Tiffany Green is an assistant professor in the departments of population health sciences and obstetrics and gynecology. She is an expert on the causes and consequences of racial and ethnic disparities in reproductive health. Green can discuss the evidence for who is most likely to be affected if Roe v. Wade is overturned.
Green says, "The overwhelming thrust of the evidence is that this is going to negatively impact women and other pregnant people’s economic prospects, their mental health, their physical health, and ultimately their lives. The end of Roe v. Wade is likely going to have devastating fallout.”
Beth Olson on: Baby formula shortage
Beth Olson, associate professor in the Department of Nutritional Sciences is available for interviews about how families an cope with the baby formula shortage.
Olson says, "Any families unable to find formula for their baby should call their baby’s health care provider to help them make the best decisions they can for feeding their baby. If families participate in the Women, Infant and Children (WIC) Program, they can contact them for help, as well. There may be alternate places to obtain formula or different formulas which may be okay for their baby. Never water down formula, and the American Academy of Pediatrics says don’t make homemade formula. Both of these things may be dangerous for babies’ health."

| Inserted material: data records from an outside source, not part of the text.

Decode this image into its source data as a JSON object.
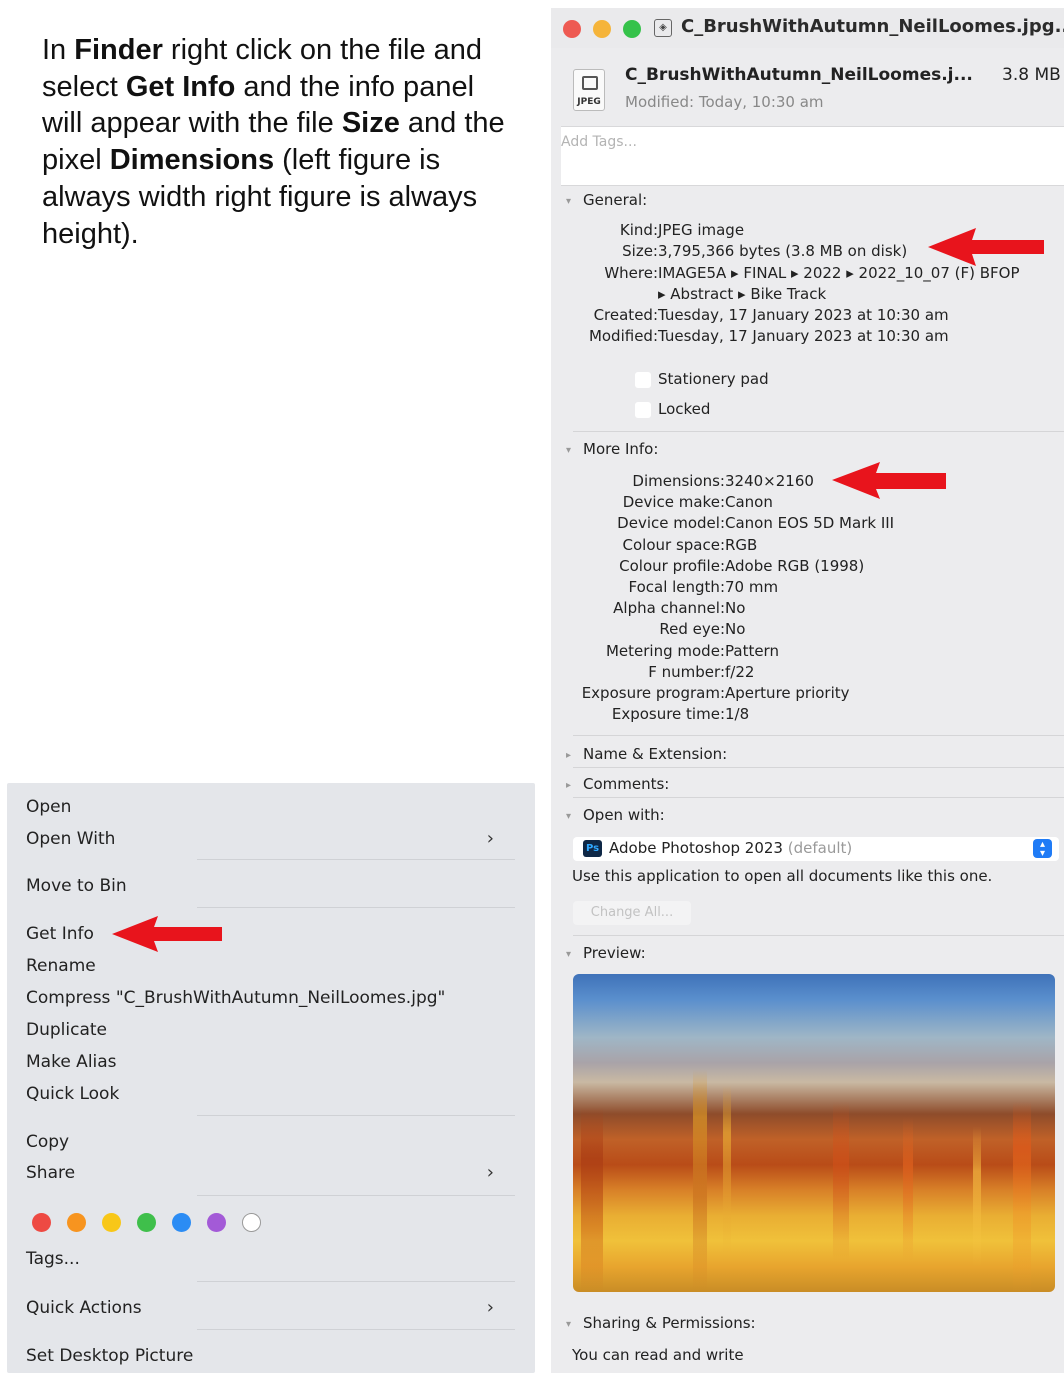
{
  "instruction": {
    "t1": "In ",
    "b1": "Finder",
    "t2": " right click on the file and select ",
    "b2": "Get Info",
    "t3": " and the info panel will appear with the file ",
    "b3": "Size",
    "t4": " and the pixel ",
    "b4": "Dimensions",
    "t5": " (left figure is always width right figure is always height)."
  },
  "context_menu": {
    "open": "Open",
    "open_with": "Open With",
    "move_to_bin": "Move to Bin",
    "get_info": "Get Info",
    "rename": "Rename",
    "compress": "Compress \"C_BrushWithAutumn_NeilLoomes.jpg\"",
    "duplicate": "Duplicate",
    "make_alias": "Make Alias",
    "quick_look": "Quick Look",
    "copy": "Copy",
    "share": "Share",
    "tags": "Tags...",
    "quick_actions": "Quick Actions",
    "set_desktop_picture": "Set Desktop Picture",
    "submenu_arrow": "›",
    "tag_colors": [
      "#ee4a43",
      "#f7941f",
      "#f8c718",
      "#3fbf4b",
      "#2b8cf4",
      "#a35ad7",
      "#ffffff"
    ]
  },
  "info_window": {
    "title": "C_BrushWithAutumn_NeilLoomes.jpg...",
    "file_icon_label": "JPEG",
    "header_name": "C_BrushWithAutumn_NeilLoomes.j...",
    "header_size": "3.8 MB",
    "header_modified": "Modified: Today, 10:30 am",
    "tags_placeholder": "Add Tags...",
    "general": {
      "heading": "General:",
      "kind_label": "Kind:",
      "kind_value": "JPEG image",
      "size_label": "Size:",
      "size_value": "3,795,366 bytes (3.8 MB on disk)",
      "where_label": "Where:",
      "where_value_1": "IMAGE5A ▸ FINAL ▸ 2022 ▸ 2022_10_07 (F) BFOP",
      "where_value_2": "▸ Abstract ▸ Bike Track",
      "created_label": "Created:",
      "created_value": "Tuesday, 17 January 2023 at 10:30 am",
      "modified_label": "Modified:",
      "modified_value": "Tuesday, 17 January 2023 at 10:30 am",
      "stationery_pad": "Stationery pad",
      "locked": "Locked"
    },
    "more_info": {
      "heading": "More Info:",
      "rows": [
        {
          "label": "Dimensions:",
          "value": "3240×2160"
        },
        {
          "label": "Device make:",
          "value": "Canon"
        },
        {
          "label": "Device model:",
          "value": "Canon EOS 5D Mark III"
        },
        {
          "label": "Colour space:",
          "value": "RGB"
        },
        {
          "label": "Colour profile:",
          "value": "Adobe RGB (1998)"
        },
        {
          "label": "Focal length:",
          "value": "70 mm"
        },
        {
          "label": "Alpha channel:",
          "value": "No"
        },
        {
          "label": "Red eye:",
          "value": "No"
        },
        {
          "label": "Metering mode:",
          "value": "Pattern"
        },
        {
          "label": "F number:",
          "value": "f/22"
        },
        {
          "label": "Exposure program:",
          "value": "Aperture priority"
        },
        {
          "label": "Exposure time:",
          "value": "1/8"
        }
      ]
    },
    "name_extension": "Name & Extension:",
    "comments": "Comments:",
    "open_with": {
      "heading": "Open with:",
      "app": "Adobe Photoshop 2023",
      "default_tag": "(default)",
      "app_icon_text": "Ps",
      "use_text": "Use this application to open all documents like this one.",
      "change_all": "Change All..."
    },
    "preview_heading": "Preview:",
    "sharing": "Sharing & Permissions:",
    "sharing_text": "You can read and write"
  }
}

Jeff Sindelar on: Meat safety tips for grilling season
Jeff Sindelar is an expert in meat science and food safety in the College of Agricultural and Life Sciences. As grilling season swings into high gear, Sindelar can share advice for how to cook meats safely on the grill.

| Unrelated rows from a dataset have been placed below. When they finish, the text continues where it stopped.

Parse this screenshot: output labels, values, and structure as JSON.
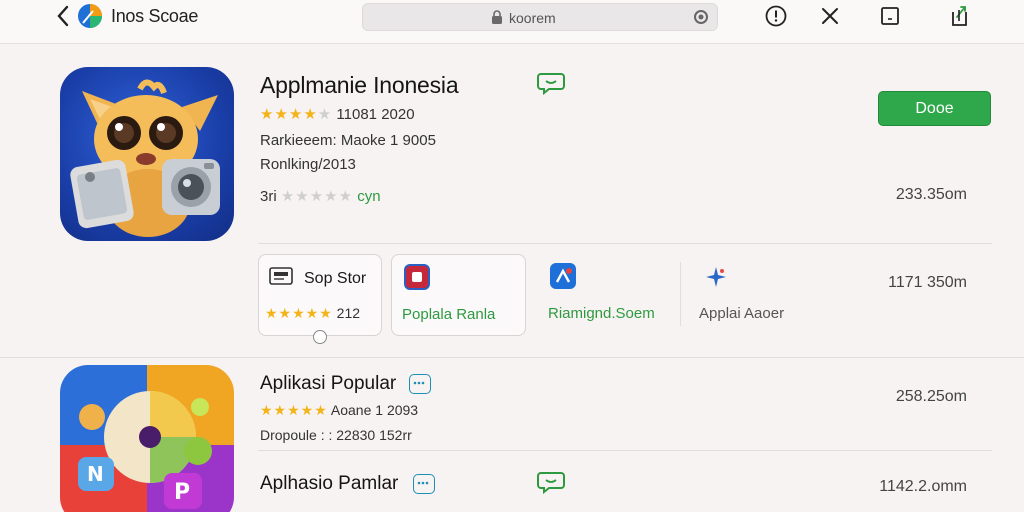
{
  "topbar": {
    "app_name": "Inos Scoae",
    "url": "koorem"
  },
  "featured": {
    "title": "Applmanie Inonesia",
    "rating_text": "11081 2020",
    "line2": "Rarkieeem: Maoke 1 9005",
    "line3": "Ronlking/2013",
    "line4_prefix": "3ri",
    "line4_suffix": "cyn",
    "action_label": "Dooe",
    "size": "233.35om"
  },
  "related": {
    "cards": [
      {
        "title": "Sop Stor",
        "rating": "212"
      },
      {
        "title": "Poplala Ranla"
      },
      {
        "title": "Riamignd.Soem"
      },
      {
        "title": "Applai Aaoer"
      }
    ],
    "size": "1171 350m"
  },
  "list": [
    {
      "title": "Aplikasi Popular",
      "rating_text": "Aoane 1 2093",
      "sub": "Dropoule : : 22830 152rr",
      "size": "258.25om"
    },
    {
      "title": "Aplhasio Pamlar",
      "size": "1142.2.omm"
    }
  ]
}
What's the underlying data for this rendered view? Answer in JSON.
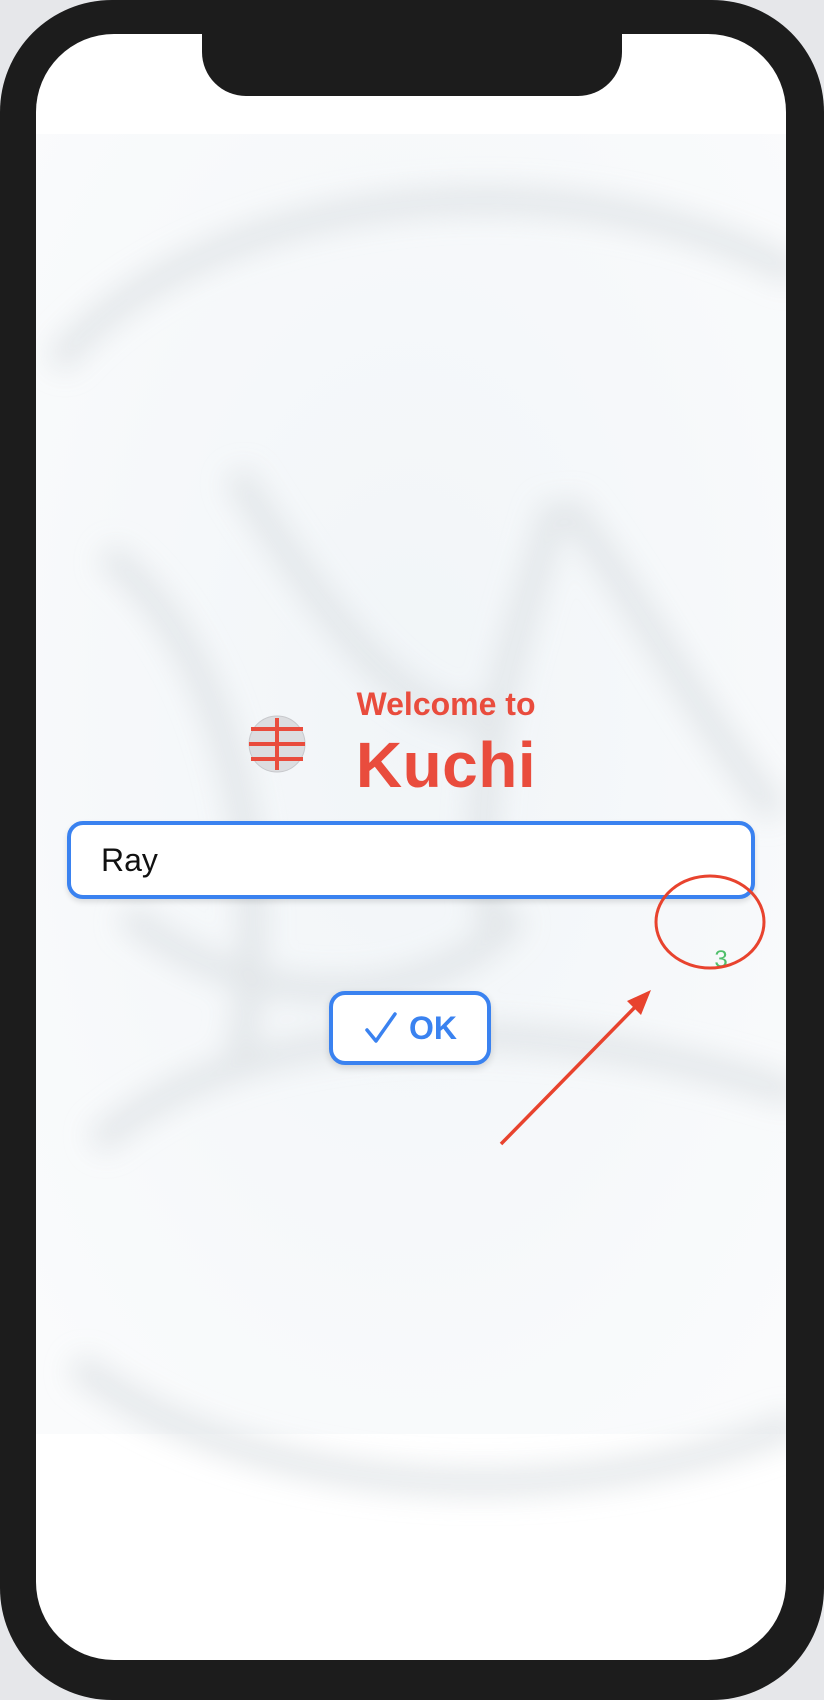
{
  "welcome": {
    "subtitle": "Welcome to",
    "title": "Kuchi"
  },
  "name_field": {
    "value": "Ray",
    "placeholder": ""
  },
  "char_counter": "3",
  "ok_button": {
    "label": "OK"
  },
  "icons": {
    "logo": "kuchi-logo-icon",
    "ok": "checkmark-icon"
  },
  "colors": {
    "accent": "#3a82f0",
    "brand": "#e94c3d",
    "counter": "#4fbf6a",
    "annotation": "#e8432e"
  }
}
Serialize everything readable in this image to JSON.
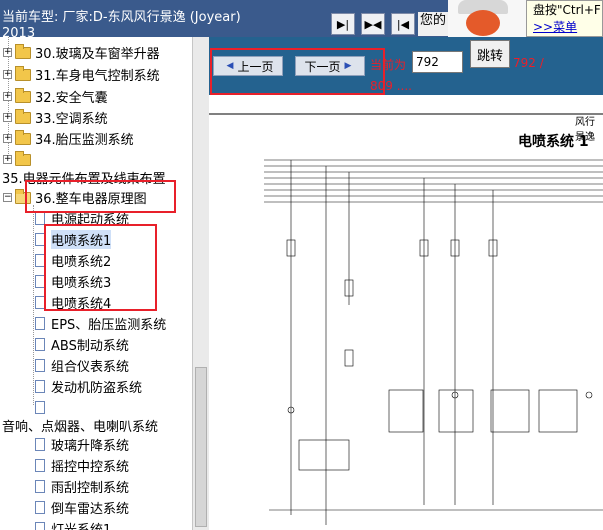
{
  "header": {
    "title_line1": "当前车型:   厂家:D-东风风行景逸 (Joyear)",
    "title_line2": "2013",
    "toolbar_text": "您的",
    "help_line1": "盘按\"Ctrl+F",
    "help_line2": ">>菜单"
  },
  "tree": {
    "items": [
      {
        "label": "30.玻璃及车窗举升器"
      },
      {
        "label": "31.车身电气控制系统"
      },
      {
        "label": "32.安全气囊"
      },
      {
        "label": "33.空调系统"
      },
      {
        "label": "34.胎压监测系统"
      },
      {
        "label": ""
      },
      {
        "label": "35.电器元件布置及线束布置"
      },
      {
        "label": "36.整车电器原理图"
      },
      {
        "label": "电源起动系统"
      },
      {
        "label": "电喷系统1"
      },
      {
        "label": "电喷系统2"
      },
      {
        "label": "电喷系统3"
      },
      {
        "label": "电喷系统4"
      },
      {
        "label": "EPS、胎压监测系统"
      },
      {
        "label": "ABS制动系统"
      },
      {
        "label": "组合仪表系统"
      },
      {
        "label": "发动机防盗系统"
      },
      {
        "label": ""
      },
      {
        "label": "音响、点烟器、电喇叭系统"
      },
      {
        "label": "玻璃升降系统"
      },
      {
        "label": "摇控中控系统"
      },
      {
        "label": "雨刮控制系统"
      },
      {
        "label": "倒车雷达系统"
      },
      {
        "label": "灯光系统1"
      }
    ]
  },
  "nav": {
    "prev_label": "上一页",
    "next_label": "下一页",
    "current_label": "当前为",
    "page_value": "792",
    "jump_label": "跳转",
    "total": "792 /",
    "total2": "809 ...."
  },
  "document": {
    "header": "风行景逸",
    "title": "电喷系统 1"
  }
}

Susan Carpenter on: How to support pollinators
Susan Carpenter. an expert on bumblebee conservation, is available for interviews about how to support habitat for pollinators like bees this spring. She can also discuss the No Mow May movement, which urges people to leave their lawns unmowed in May to help pollinators.
Jenny Higgins on: Roe v. Wade
The Supreme Court has voted to overturn abortion rights, according to a draft opinion obtained by Politico. The final opinion has not been released and votes and language can change before opinions are formally released. The opinion in this case is not expected to be published until late June.
Jenny Higgins, professor of obstetrics and gynecology and director of the Collaborative for Reproductive Equity at the School of Medicine and Public Health, can discuss.
"The overturning of Roe v. Wade, as this draft suggests will almost certainly occur, will severely if not entirely restrict abortion services in Wisconsin," Higgins says. "Research suggests that the denial of desired abortion services will have serious repercussions for Wisconsinites forced to carry unwanted pregnancies to term. Potential impacts include greater likelihood of staying in abusive relationships, lower likelihood of completing postsecondary education or achieving aspirational life goals, and greater likelihood of experience persistent adverse economic consequences."
Other experts available:
R. Alta Charo, emerita professor of law and bioethics.
Miriam Seifter is an associate professor law. Seifter is available for interviews to discuss Wisconsin state law regarding abortions.